A year ago, I wrote about how to get involved and network within Bar associations. But, as we all know, balancing a hectic work schedule and finding the time to attend lunchtime or evening events is not always easy. Sometimes you may have a week like mine, with six trials and a pretrial conference. Add to that non-work-related social events, like three evening engagements that I volunteered to attend, and it makes for a busy week.
Most Bar association events are usually on weekday evenings, which can be tough for full-time working professionals to attend, especially if you have to fight an awful commute in order to get there. But fear not: legal events are not the only places you can get involved and expand your network.
On Saturday, for example, I had the pleasure of attending a fundraiser for ToolBank. The nonprofit lives up to its motto, “Ending tool scarcity for America’s volunteers,” by offering an inventory of tools (shovels, rakes, drills, etc.) to help other nonprofits, religious and educational institutions and community groups make an impact in their neighborhoods and communities. Saturday’s fundraiser was filled with financial planners, consultants, lawyers, politicians, business owners and other heavy hitters, making it a great place to network.
The week before, I dragged along some of my friends and volunteered to knock on doors for a candidate running for a City Council seat.
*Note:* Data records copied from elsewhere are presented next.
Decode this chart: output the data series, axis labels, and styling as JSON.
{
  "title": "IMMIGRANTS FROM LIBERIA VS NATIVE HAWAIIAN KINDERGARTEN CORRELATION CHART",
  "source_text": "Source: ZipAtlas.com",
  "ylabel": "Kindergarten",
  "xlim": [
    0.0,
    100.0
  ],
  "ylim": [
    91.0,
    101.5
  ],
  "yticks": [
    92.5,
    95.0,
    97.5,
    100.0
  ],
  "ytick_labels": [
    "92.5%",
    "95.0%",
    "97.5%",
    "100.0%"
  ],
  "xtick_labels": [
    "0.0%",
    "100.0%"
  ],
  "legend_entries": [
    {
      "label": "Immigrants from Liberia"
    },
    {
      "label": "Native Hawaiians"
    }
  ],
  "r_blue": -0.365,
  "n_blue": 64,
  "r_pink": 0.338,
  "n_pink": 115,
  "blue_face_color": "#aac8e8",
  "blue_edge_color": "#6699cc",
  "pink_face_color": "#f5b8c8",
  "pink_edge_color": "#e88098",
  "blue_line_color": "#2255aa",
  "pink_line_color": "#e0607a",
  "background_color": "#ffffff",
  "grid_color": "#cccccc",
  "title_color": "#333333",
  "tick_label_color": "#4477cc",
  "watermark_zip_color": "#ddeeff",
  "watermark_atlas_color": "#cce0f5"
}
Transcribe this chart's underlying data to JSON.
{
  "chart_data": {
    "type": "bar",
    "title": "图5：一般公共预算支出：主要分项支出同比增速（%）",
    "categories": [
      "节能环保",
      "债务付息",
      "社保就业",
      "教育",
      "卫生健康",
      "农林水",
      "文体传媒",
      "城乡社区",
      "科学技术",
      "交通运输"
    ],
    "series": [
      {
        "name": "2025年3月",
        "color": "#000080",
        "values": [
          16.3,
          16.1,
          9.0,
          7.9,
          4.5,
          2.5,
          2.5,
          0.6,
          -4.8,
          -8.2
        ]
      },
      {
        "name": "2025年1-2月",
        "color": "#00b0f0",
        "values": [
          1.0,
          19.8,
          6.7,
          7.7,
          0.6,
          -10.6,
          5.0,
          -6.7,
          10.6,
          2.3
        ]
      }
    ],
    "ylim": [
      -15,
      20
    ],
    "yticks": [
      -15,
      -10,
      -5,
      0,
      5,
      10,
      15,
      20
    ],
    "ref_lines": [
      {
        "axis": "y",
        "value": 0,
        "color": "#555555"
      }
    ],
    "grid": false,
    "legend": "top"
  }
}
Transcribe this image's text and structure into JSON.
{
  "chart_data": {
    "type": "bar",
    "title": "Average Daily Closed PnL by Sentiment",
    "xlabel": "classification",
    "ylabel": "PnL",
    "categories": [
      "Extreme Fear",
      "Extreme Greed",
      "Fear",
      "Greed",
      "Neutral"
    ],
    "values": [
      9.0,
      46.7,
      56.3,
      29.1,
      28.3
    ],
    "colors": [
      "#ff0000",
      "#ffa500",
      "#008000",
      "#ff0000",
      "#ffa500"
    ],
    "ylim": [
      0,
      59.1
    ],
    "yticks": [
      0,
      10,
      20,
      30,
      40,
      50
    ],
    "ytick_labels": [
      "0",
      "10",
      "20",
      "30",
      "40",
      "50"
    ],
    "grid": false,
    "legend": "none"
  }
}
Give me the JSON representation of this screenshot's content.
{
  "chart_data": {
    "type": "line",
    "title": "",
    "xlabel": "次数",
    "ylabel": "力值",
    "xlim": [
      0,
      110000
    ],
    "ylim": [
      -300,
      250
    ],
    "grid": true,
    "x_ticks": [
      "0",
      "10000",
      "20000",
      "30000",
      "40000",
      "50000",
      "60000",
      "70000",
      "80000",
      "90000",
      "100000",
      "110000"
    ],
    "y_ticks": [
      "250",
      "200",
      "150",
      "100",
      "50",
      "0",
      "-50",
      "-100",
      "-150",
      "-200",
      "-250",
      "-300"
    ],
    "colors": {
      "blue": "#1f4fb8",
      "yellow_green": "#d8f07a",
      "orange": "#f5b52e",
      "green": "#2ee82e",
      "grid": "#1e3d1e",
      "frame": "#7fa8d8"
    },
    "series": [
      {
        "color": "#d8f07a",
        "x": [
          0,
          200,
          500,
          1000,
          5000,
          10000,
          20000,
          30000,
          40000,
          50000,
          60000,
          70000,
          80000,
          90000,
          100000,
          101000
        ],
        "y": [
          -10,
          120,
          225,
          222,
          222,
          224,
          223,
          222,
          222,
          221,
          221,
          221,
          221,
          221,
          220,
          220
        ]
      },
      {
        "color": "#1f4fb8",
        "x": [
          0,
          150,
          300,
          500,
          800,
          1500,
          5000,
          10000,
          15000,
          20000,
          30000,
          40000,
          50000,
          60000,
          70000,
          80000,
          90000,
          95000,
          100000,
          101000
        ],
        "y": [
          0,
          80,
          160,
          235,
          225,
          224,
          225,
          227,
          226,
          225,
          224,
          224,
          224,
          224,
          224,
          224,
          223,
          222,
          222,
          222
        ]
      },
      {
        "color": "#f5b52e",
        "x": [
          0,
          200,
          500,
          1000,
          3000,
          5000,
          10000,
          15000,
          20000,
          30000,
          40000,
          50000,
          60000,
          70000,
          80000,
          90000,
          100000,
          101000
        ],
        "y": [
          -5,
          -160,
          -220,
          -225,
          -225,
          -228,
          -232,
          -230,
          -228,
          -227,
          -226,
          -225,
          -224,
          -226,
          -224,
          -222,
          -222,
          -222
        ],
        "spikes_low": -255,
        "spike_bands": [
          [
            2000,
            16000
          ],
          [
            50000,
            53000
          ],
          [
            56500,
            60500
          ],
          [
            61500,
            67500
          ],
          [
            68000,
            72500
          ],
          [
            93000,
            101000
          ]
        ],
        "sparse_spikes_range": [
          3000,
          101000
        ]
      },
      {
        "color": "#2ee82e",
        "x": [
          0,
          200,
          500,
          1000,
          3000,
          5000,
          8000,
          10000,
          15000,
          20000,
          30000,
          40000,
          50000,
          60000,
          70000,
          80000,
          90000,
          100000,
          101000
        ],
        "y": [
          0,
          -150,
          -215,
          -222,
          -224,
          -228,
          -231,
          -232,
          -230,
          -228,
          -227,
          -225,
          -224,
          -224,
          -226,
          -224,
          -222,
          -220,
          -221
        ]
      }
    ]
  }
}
Next weekend, I will be planting trees with a hundred other volunteers in various locations around the city, and then head to an after-party hosted by the ToolBank.
Although I obviously love attending the Bar association events, it’s a nice change of pace to connect with a group of non-lawyers. Networking over a glass of wine at a young lawyers happy hour is great but chatting with other young professionals while mulching a white oak gives you a different sense of camaraderie. This is also a good way to achieve a work-life balance while still being able to meet new people. Especially since these are the types of people you need in your network — the ones who are giving up their Saturday morning to come out to a canvassing or tree planting event are usually other like-minded professionals who care about and want to get involved in the community.